Gov't defends Kansas site for bio-defense research lab

Article

Research into foot-and-mouth disease can be conducted safely in Manhattan, Kan.

Washington

-- The Department of Homeland Security (DHS) remains convinced that research into foot-and-mouth disease (FMD) can be conducted safely in Manhattan, Kan., and does not intend to re-open the site-selection process for a new, high-security lab facility despite a recent Government Accountability Office (GAO) report critical of the selection process.

Those are the key conclusions in DHS’s formal response to the GAO study, which essentially claimed that DHS didn’t adequately assess the biosecurity and economic risks of moving the disease-research facility from its decades-old location on Plum Island, N.Y., off Long Island, onto a mainland site in close proximity to livestock operations.

The DHS announced last December that it had chosen the site at Kansas State University over four others in Texas, North Carolina, Georgia and Mississippi to build the new National Agro and Bio-Defense Facility (NABF) that is expected to cost between $560 million and $650 million.

Although Kansas officials expect construction to start in July 2010, the U.S. House of Representatives has withheld any construction funds, calling for a new independent study.

The DHS says that GAO’s study doesn’t respond to what Congress asked it to do in relation to the 2009 appropriations bill. Instead of evaluating whether FMD research “can be done safely on the mainland,” the GAO instead chose to evaluate whether the research “can be done as safely on the mainland as on Plum Island.”

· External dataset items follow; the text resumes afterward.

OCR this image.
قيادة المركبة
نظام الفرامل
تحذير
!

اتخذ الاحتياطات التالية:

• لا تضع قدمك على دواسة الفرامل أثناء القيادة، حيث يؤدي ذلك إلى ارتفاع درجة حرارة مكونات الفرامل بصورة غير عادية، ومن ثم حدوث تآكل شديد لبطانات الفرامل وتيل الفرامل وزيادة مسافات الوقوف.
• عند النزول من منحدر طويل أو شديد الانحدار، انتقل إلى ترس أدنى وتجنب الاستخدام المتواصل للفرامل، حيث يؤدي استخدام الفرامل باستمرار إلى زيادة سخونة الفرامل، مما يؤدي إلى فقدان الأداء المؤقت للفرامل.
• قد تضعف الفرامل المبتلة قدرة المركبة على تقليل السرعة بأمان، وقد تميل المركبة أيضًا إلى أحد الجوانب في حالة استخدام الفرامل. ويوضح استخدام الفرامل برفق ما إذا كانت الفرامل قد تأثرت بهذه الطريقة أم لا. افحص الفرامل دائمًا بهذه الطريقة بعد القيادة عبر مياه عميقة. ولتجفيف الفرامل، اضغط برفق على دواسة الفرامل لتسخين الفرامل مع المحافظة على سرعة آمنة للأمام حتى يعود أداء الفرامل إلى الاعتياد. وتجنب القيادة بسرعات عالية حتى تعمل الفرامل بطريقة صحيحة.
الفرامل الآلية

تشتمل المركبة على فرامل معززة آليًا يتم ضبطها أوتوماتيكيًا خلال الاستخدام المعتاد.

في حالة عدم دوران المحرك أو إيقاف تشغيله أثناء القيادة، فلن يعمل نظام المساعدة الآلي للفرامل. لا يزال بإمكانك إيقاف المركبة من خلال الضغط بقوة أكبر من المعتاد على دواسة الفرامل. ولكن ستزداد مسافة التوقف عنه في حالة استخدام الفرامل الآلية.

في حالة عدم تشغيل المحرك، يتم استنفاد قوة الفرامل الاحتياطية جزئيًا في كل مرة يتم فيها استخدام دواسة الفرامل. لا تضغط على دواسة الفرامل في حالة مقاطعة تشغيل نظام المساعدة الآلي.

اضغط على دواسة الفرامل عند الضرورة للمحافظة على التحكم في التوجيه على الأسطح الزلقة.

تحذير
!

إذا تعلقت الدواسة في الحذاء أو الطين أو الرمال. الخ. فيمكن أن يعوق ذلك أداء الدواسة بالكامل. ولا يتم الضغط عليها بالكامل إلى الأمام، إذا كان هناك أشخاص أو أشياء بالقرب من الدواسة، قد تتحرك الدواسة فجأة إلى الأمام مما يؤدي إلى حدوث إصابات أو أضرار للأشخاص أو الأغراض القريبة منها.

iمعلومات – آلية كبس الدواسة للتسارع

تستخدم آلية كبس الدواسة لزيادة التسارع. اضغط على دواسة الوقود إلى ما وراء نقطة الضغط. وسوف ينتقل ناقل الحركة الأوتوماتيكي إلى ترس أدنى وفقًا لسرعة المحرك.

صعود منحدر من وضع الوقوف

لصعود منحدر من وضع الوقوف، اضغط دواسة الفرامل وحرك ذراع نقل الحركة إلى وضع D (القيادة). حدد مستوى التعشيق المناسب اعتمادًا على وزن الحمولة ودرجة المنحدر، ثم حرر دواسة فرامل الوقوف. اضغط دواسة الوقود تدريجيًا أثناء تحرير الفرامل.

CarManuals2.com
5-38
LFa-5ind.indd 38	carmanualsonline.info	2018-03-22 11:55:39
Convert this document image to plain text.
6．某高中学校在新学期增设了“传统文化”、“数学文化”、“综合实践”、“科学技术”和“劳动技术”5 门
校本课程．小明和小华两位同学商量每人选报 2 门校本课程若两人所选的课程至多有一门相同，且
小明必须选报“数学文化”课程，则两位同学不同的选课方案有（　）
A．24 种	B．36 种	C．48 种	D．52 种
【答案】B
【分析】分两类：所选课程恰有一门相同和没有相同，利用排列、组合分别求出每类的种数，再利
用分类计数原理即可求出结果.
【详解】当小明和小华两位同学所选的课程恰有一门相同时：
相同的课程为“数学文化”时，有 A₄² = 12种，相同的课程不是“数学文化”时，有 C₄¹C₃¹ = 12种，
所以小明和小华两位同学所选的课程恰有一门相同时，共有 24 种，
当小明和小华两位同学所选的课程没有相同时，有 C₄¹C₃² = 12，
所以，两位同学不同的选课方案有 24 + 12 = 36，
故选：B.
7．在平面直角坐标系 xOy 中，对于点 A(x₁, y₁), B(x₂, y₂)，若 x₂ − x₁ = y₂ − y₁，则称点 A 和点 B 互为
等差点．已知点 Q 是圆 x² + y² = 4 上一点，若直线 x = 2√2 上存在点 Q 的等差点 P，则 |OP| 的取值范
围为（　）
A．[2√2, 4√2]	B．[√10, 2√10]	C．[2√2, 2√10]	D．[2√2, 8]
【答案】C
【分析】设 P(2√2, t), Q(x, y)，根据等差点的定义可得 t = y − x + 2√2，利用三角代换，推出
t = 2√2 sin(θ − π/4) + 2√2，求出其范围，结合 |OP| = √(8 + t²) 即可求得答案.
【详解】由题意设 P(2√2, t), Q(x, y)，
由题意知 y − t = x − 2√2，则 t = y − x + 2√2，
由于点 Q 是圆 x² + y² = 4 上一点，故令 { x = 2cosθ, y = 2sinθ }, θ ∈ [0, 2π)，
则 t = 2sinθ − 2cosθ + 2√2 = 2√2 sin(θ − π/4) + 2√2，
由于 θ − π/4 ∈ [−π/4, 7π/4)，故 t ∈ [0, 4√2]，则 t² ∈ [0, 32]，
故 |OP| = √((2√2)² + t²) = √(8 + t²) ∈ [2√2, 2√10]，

In its 30-page July response, DHS says its own environmental-impact study did note that the water barrier around Plum Island would provide an extra layer of protection in the “extremely unlikely” event of an accidental release of any disease pathogen, but that Plum Island does not best meet the purpose and need to site, construct and operate the NBAF according to criteria developed by DHS and USDA experts.

“While the study of contagious diseases anywhere is not without risk, modern biocontainment technology has made the likelihood of an accidental release of a pathogen extremely low, and … has eliminated the need for locating animal-disease research on an island as was done decades ago,” the DHS says.

The GAO should not dismiss the fact that FMD research is being performed safely on the mainland in other countries, demonstrating that appropriate safety protocols minimize risks, the DHS says, adding that there are five BSL-4 (highest security level) facilities currently operating in the United States in populated areas (Centers for Disease Control and Prevention (CDC) and Georgia State University in Atlanta; U.S. Army Medical Research Institute of Infectious Diseases at Ft. Detrick, Md.; University of Texas Medical Branch in Galveston; and Southwest Foundation for Biomedical Research in San Antonio, Texas).

Among the benefits of constructing the NABF on the mainland are rapid diagnosis and response to possible foreign-animal disease outbreaks and access to more research programs and expertise, allowing for greater research advancements, DHS says.

“As part of the design process, DHS will conduct a site-specific biosecurity risk mitigation assessment for the Kansas site to determine the required design and engineering controls needed to adequately protect NBAF during operations,” DHS says.

“Ultimately, it is not the location that determines the risk, but the design and operation of the new facility,” it concludes.